The entrepid kid reporter and the stuttering sailor are entering the public domain on 1 January 2025. What else from the world of cinema, literature and music can soon be used without payment to copyright holders?
Crack open the spinach and get yourself a trusty Fox Terrier companion, because two beloved animated icons are entering the public domain next year.
Indeed, Popeye the Sailor can punch without permission and intrepid kid reporter Tintin can investigate freely in 2025.
The two classic comic characters who first appeared in 1929 are among the intellectual properties becoming public domain in the US on 1 January 2025, meaning they can be used and repurposed without permission or payment to copyright holders.
Popeye the Sailor was created by E.C. Segar and made his first appearance in the newspaper strip “Thimble Theater” in 1929, speaking his first words, “’Ja think I’m a cowboy?” when asked if he was a sailor. What was supposed to be a one-off appearance became permanent, and the strip would be renamed ”Popeye.”

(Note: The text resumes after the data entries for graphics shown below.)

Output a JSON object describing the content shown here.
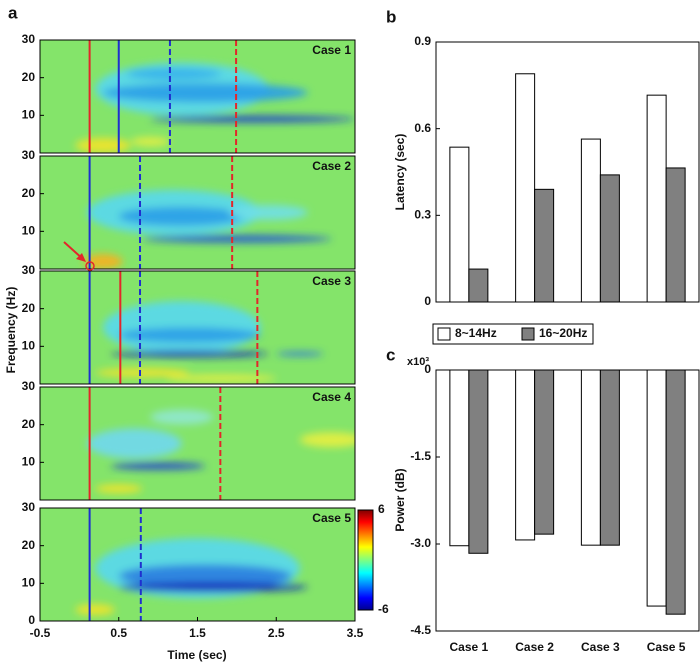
{
  "chart_data": [
    {
      "type": "spectrogram",
      "label": "a",
      "xlabel": "Time (sec)",
      "ylabel": "Frequency (Hz)",
      "xlim": [
        -0.5,
        3.5
      ],
      "xticks": [
        -0.5,
        0.5,
        1.5,
        2.5,
        3.5
      ],
      "ylim": [
        0,
        30
      ],
      "clim": [
        -6,
        6
      ],
      "cticks": [
        -6,
        6
      ],
      "panels": [
        {
          "title": "Case 1",
          "yticks": [
            10,
            20,
            30
          ],
          "lines": [
            {
              "x": 0.13,
              "color": "#e3262a",
              "dashed": false
            },
            {
              "x": 0.5,
              "color": "#1f2fcf",
              "dashed": false
            },
            {
              "x": 1.15,
              "color": "#1f2fcf",
              "dashed": true
            },
            {
              "x": 1.99,
              "color": "#e3262a",
              "dashed": true
            }
          ]
        },
        {
          "title": "Case 2",
          "yticks": [
            10,
            20,
            30
          ],
          "lines": [
            {
              "x": 0.13,
              "color": "#1f2fcf",
              "dashed": false
            },
            {
              "x": 0.77,
              "color": "#1f2fcf",
              "dashed": true
            },
            {
              "x": 1.94,
              "color": "#e3262a",
              "dashed": true
            }
          ]
        },
        {
          "title": "Case 3",
          "yticks": [
            10,
            20,
            30
          ],
          "lines": [
            {
              "x": 0.13,
              "color": "#1f2fcf",
              "dashed": false
            },
            {
              "x": 0.52,
              "color": "#e3262a",
              "dashed": false
            },
            {
              "x": 0.77,
              "color": "#1f2fcf",
              "dashed": true
            },
            {
              "x": 2.26,
              "color": "#e3262a",
              "dashed": true
            }
          ]
        },
        {
          "title": "Case 4",
          "yticks": [
            10,
            20,
            30
          ],
          "lines": [
            {
              "x": 0.13,
              "color": "#e3262a",
              "dashed": false
            },
            {
              "x": 1.79,
              "color": "#e3262a",
              "dashed": true
            }
          ]
        },
        {
          "title": "Case 5",
          "yticks": [
            0,
            10,
            20,
            30
          ],
          "lines": [
            {
              "x": 0.13,
              "color": "#1f2fcf",
              "dashed": false
            },
            {
              "x": 0.78,
              "color": "#1f2fcf",
              "dashed": true
            }
          ]
        }
      ]
    },
    {
      "type": "bar",
      "label": "b",
      "ylabel": "Latency (sec)",
      "categories": [
        null,
        null,
        null,
        null
      ],
      "series": [
        {
          "name": "8~14Hz",
          "color": "#ffffff",
          "values": [
            0.536,
            0.79,
            0.564,
            0.716
          ]
        },
        {
          "name": "16~20Hz",
          "color": "#808080",
          "values": [
            0.114,
            0.39,
            0.44,
            0.464
          ]
        }
      ],
      "ylim": [
        0,
        0.9
      ],
      "yticks": [
        0,
        0.3,
        0.6,
        0.9
      ]
    },
    {
      "type": "bar",
      "label": "c",
      "ylabel": "Power (dB)",
      "axis_multiplier": "x10³",
      "categories": [
        "Case 1",
        "Case 2",
        "Case 3",
        "Case 5"
      ],
      "series": [
        {
          "color": "#ffffff",
          "values": [
            -3.03,
            -2.93,
            -3.02,
            -4.07
          ]
        },
        {
          "color": "#808080",
          "values": [
            -3.16,
            -2.83,
            -3.02,
            -4.21
          ]
        }
      ],
      "ylim": [
        -4.5,
        0
      ],
      "yticks": [
        0,
        -1.5,
        {
          "value": -3,
          "label": "-3.0"
        },
        -4.5
      ]
    }
  ]
}
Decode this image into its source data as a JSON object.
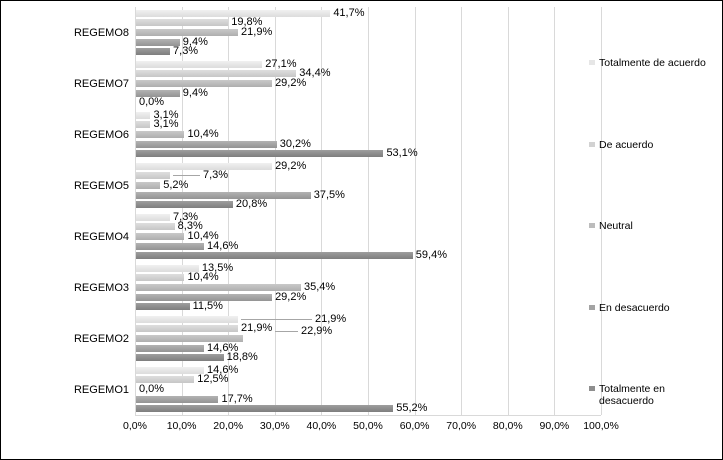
{
  "chart_data": {
    "type": "bar",
    "orientation": "horizontal",
    "title": "",
    "xlabel": "",
    "ylabel": "",
    "xlim": [
      0,
      100
    ],
    "grid": {
      "vertical": true,
      "horizontal": false,
      "color": "#d9d9d9"
    },
    "legend_position": "right",
    "x_ticks": [
      "0,0%",
      "10,0%",
      "20,0%",
      "30,0%",
      "40,0%",
      "50,0%",
      "60,0%",
      "70,0%",
      "80,0%",
      "90,0%",
      "100,0%"
    ],
    "categories": [
      "REGEMO8",
      "REGEMO7",
      "REGEMO6",
      "REGEMO5",
      "REGEMO4",
      "REGEMO3",
      "REGEMO2",
      "REGEMO1"
    ],
    "series": [
      {
        "name": "Totalmente de acuerdo",
        "legend_lines": [
          "Totalmente de acuerdo"
        ],
        "color": "#e6e6e6",
        "gradient": [
          "#f0f0f0",
          "#dcdcdc"
        ],
        "values": [
          41.7,
          27.1,
          3.1,
          29.2,
          7.3,
          13.5,
          21.9,
          14.6
        ],
        "labels": [
          "41,7%",
          "27,1%",
          "3,1%",
          "29,2%",
          "7,3%",
          "13,5%",
          "21,9%",
          "14,6%"
        ]
      },
      {
        "name": "De acuerdo",
        "legend_lines": [
          "De acuerdo"
        ],
        "color": "#d2d2d2",
        "gradient": [
          "#dedede",
          "#c6c6c6"
        ],
        "values": [
          19.8,
          34.4,
          3.1,
          7.3,
          8.3,
          10.4,
          21.9,
          12.5
        ],
        "labels": [
          "19,8%",
          "34,4%",
          "3,1%",
          "7,3%",
          "8,3%",
          "10,4%",
          "21,9%",
          "12,5%"
        ]
      },
      {
        "name": "Neutral",
        "legend_lines": [
          "Neutral"
        ],
        "color": "#bcbcbc",
        "gradient": [
          "#c9c9c9",
          "#aeaeae"
        ],
        "values": [
          21.9,
          29.2,
          10.4,
          5.2,
          10.4,
          35.4,
          22.9,
          0.0
        ],
        "labels": [
          "21,9%",
          "29,2%",
          "10,4%",
          "5,2%",
          "10,4%",
          "35,4%",
          "22,9%",
          "0,0%"
        ]
      },
      {
        "name": "En desacuerdo",
        "legend_lines": [
          "En desacuerdo"
        ],
        "color": "#a3a3a3",
        "gradient": [
          "#b2b2b2",
          "#949494"
        ],
        "values": [
          9.4,
          9.4,
          30.2,
          37.5,
          14.6,
          29.2,
          14.6,
          17.7
        ],
        "labels": [
          "9,4%",
          "9,4%",
          "30,2%",
          "37,5%",
          "14,6%",
          "29,2%",
          "14,6%",
          "17,7%"
        ]
      },
      {
        "name": "Totalmente en desacuerdo",
        "legend_lines": [
          "Totalmente en",
          "desacuerdo"
        ],
        "color": "#8e8e8e",
        "gradient": [
          "#9e9e9e",
          "#7e7e7e"
        ],
        "values": [
          7.3,
          0.0,
          53.1,
          20.8,
          59.4,
          11.5,
          18.8,
          55.2
        ],
        "labels": [
          "7,3%",
          "0,0%",
          "53,1%",
          "20,8%",
          "59,4%",
          "11,5%",
          "18,8%",
          "55,2%"
        ]
      }
    ],
    "callouts": [
      {
        "series_index": 1,
        "category_index": 3,
        "line_from": 38,
        "label_x": 68,
        "dy": 0
      },
      {
        "series_index": 0,
        "category_index": 6,
        "line_from": 106,
        "label_x": 180,
        "dy": 0
      },
      {
        "series_index": 2,
        "category_index": 6,
        "line_from": 140,
        "label_x": 166,
        "dy": -7
      }
    ]
  }
}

However, as with Mickey Mouse last year and Winnie the Pooh in 2022, only the earliest version is free for reuse. The spinach that gave the sailor his super-strength was not there from the start, and is the kind of character element that could spawn legal disputes. And the animated shorts featuring his distinctive mumbly voice didn’t begin until 1933 and remain under copyright. As does director Robert Altman’s 1980 film, starring Robin Williams as Popeye and Shelley Duvall as his sweetheart Olive Oyl.

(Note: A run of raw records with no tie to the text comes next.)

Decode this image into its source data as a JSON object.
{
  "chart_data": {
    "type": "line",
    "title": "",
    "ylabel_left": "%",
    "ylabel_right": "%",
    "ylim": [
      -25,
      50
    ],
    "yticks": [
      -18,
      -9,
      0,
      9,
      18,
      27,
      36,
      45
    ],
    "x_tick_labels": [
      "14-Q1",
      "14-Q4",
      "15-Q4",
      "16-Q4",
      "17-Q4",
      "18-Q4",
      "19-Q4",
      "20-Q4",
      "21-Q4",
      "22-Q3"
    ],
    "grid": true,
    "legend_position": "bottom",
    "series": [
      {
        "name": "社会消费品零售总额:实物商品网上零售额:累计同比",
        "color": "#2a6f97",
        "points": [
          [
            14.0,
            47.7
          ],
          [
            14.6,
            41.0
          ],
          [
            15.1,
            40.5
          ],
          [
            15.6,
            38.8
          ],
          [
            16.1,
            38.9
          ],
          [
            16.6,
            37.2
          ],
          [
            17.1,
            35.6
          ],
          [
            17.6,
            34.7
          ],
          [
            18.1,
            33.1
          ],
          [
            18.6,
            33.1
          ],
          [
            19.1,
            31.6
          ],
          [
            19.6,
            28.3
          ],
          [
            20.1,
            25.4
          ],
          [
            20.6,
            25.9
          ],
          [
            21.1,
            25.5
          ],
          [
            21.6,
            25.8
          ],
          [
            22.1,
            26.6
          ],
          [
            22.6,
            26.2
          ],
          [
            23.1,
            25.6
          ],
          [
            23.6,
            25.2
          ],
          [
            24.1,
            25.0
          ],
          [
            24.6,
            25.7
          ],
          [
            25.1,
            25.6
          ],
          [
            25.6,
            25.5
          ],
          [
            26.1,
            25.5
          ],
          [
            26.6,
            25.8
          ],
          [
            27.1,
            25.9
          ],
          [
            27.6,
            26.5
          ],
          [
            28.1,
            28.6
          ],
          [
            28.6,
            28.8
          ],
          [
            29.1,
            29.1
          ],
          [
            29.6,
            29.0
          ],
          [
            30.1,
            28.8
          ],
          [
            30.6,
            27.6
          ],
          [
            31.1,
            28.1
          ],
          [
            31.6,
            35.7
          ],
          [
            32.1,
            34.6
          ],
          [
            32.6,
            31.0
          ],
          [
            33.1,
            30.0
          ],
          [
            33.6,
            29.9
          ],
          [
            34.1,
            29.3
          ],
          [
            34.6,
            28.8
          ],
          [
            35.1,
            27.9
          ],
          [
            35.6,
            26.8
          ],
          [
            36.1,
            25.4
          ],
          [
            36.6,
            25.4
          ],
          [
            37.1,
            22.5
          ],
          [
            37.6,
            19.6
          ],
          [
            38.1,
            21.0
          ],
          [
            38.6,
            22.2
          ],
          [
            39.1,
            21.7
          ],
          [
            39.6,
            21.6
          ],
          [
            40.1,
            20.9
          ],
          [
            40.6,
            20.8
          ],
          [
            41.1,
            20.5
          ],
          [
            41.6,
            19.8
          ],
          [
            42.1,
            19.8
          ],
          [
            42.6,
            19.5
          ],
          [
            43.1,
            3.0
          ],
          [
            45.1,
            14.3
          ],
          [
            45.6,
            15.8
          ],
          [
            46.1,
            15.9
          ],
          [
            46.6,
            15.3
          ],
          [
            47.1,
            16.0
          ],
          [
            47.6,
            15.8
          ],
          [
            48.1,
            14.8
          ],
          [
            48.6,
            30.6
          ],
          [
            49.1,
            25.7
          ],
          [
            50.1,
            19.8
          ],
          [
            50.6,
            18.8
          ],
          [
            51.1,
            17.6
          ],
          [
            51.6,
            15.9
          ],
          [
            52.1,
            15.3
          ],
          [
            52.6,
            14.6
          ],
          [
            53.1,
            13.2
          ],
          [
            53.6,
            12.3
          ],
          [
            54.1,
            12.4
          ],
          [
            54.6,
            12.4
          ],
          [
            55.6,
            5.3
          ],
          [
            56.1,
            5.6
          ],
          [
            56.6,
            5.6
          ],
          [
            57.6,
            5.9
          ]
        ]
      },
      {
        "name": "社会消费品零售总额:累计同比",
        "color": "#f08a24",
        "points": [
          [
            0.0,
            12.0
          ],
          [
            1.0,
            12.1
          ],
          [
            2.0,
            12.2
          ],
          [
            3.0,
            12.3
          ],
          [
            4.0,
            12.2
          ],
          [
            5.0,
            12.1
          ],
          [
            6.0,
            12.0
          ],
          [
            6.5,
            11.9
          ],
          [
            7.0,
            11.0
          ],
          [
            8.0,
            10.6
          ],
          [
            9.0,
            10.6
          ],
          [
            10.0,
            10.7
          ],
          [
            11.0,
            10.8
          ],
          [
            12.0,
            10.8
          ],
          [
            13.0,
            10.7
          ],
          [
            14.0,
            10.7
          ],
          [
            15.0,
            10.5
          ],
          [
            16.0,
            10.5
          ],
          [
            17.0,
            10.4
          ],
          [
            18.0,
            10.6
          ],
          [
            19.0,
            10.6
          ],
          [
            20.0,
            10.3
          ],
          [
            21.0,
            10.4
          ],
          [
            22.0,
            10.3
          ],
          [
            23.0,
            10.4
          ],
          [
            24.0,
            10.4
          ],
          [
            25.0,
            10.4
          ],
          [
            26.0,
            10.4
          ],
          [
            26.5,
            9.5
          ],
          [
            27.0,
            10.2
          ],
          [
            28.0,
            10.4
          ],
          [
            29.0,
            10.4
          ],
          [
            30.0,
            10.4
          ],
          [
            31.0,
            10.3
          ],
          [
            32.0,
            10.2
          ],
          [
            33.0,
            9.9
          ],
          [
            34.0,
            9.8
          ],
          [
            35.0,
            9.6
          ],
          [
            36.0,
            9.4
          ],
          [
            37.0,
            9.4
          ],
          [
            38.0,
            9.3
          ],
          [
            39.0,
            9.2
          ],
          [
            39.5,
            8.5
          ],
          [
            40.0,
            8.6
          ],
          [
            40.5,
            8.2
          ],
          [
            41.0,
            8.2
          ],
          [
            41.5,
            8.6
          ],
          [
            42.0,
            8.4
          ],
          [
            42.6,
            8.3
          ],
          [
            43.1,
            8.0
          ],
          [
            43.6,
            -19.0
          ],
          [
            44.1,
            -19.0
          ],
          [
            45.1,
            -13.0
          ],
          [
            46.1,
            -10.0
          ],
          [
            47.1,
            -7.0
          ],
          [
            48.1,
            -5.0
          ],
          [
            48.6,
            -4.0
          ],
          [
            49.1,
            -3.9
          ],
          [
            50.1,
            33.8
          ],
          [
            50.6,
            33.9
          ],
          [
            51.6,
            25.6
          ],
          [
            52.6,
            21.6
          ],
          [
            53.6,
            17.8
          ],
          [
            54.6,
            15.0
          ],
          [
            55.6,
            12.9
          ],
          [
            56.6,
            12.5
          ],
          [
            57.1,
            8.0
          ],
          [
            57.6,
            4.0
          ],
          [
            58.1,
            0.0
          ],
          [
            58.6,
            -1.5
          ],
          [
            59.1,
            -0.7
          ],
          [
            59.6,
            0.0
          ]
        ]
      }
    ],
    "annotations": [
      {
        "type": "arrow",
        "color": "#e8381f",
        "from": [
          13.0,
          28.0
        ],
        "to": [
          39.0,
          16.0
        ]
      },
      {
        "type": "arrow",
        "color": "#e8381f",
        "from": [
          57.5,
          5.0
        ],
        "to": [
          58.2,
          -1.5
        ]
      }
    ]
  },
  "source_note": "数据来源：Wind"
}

That movie was tepidly received initially. So was director Steven Spielberg’s The Adventures of Tintin in 2011. However, the comics about the boy reporter that inspired it, the creation of Belgian artist Hergé, were among the most popular in Europe for much of the 20th century.
The simply drawn teen with a quiff that could out-class David Lynch’s first appeared in a supplement to the Belgian newspaper Le Vingtième Siècle, and became a weekly feature. The comic also first appeared in the US in 1929. Its signature bright colours didn’t appear until years later, and could, like Popeye’s spinach, be the subject of legal disputes. And in much of the world, Tintin won’t become public property until 70 years after the 1983 death of his creator.
Let's just hope that both Tintin and Popeye will be spared naff horror adaptations once they enter the public domain. The mouse and the bear weren't so lucky...
Popular figures entering the public domain happens each year, and last year’s crop was a banner one, with the entrance of Mickey Mouse into the public domain.
“It’s a trove! There are a dozen new Mickey cartoons — he speaks for the first time and dons the familiar white gloves,” said Jennifer Jenkins, director of Duke’s Center for the Study of the Public Domain.
“There are masterpieces from Faulkner and Hemingway, the first sound films from Alfred Hitchcock, Cecil B. DeMille, and John Ford, and amazing music from Fats Waller, Cole Porter, and George Gershwin. Pretty exciting!”
Indeed, there are certain noteworthy books also becoming public, including William Faulkner’s “The Sound and the Fury,” Ernest Hemingway’s “A Farewell to Arms” and John Steinbeck's first novel, “A Cup of Gold,” from 1929.
There’s also British novelist Virginia Woolf’s “A Room of One’s Own,” an extended essay that would become a landmark in feminism from the modernist literary luminary.
Elsewhere, early works by major figures from the early sound era of moviemaking are also making their debut in the public domain. These include Alfred Hitchcock’s Blackmail – a film recently shown at this year’s Festival Lumière in Lyon, France. It begun as a silent movie but shifted to sound during production, resulting in two different versions, one of them the UK’s — and Hitchcock’s — first sound film.
There’s also John Ford’s first foray into sound with 1929’s The Black Watch, an adventure epic that includes Ford’s future chief collaborator John Wayne as a young extra, as well as Cecil B. DeMille’s first talkie Dynamite.
Finally, it’s about time the Roaring Twenties had a comeback, and songs from the era are also about to become public property.
Cole Porter’s compositions 'What Is This Thing Called Love?' and 'Tiptoe Through the Tulips' are among the highlights, as is the jazz classic 'Ain’t Misbehavin’, written by Fats Waller and Harry Brooks.
'Singin’ in the Rain', which would later forever be associated with the 1952 Gene Kelly film, made its debut in the 1929 movie The Hollywood Revue and will now be public domain.
Different laws regulate sound recordings, and those newly in the public domain date to 1924. They include a recording of 'Nobody Knows the Trouble I’ve Seen' from future star and civil rights icon Marian Anderson, and 'Rhapsody in Blue' performed by its composer George Gershwin.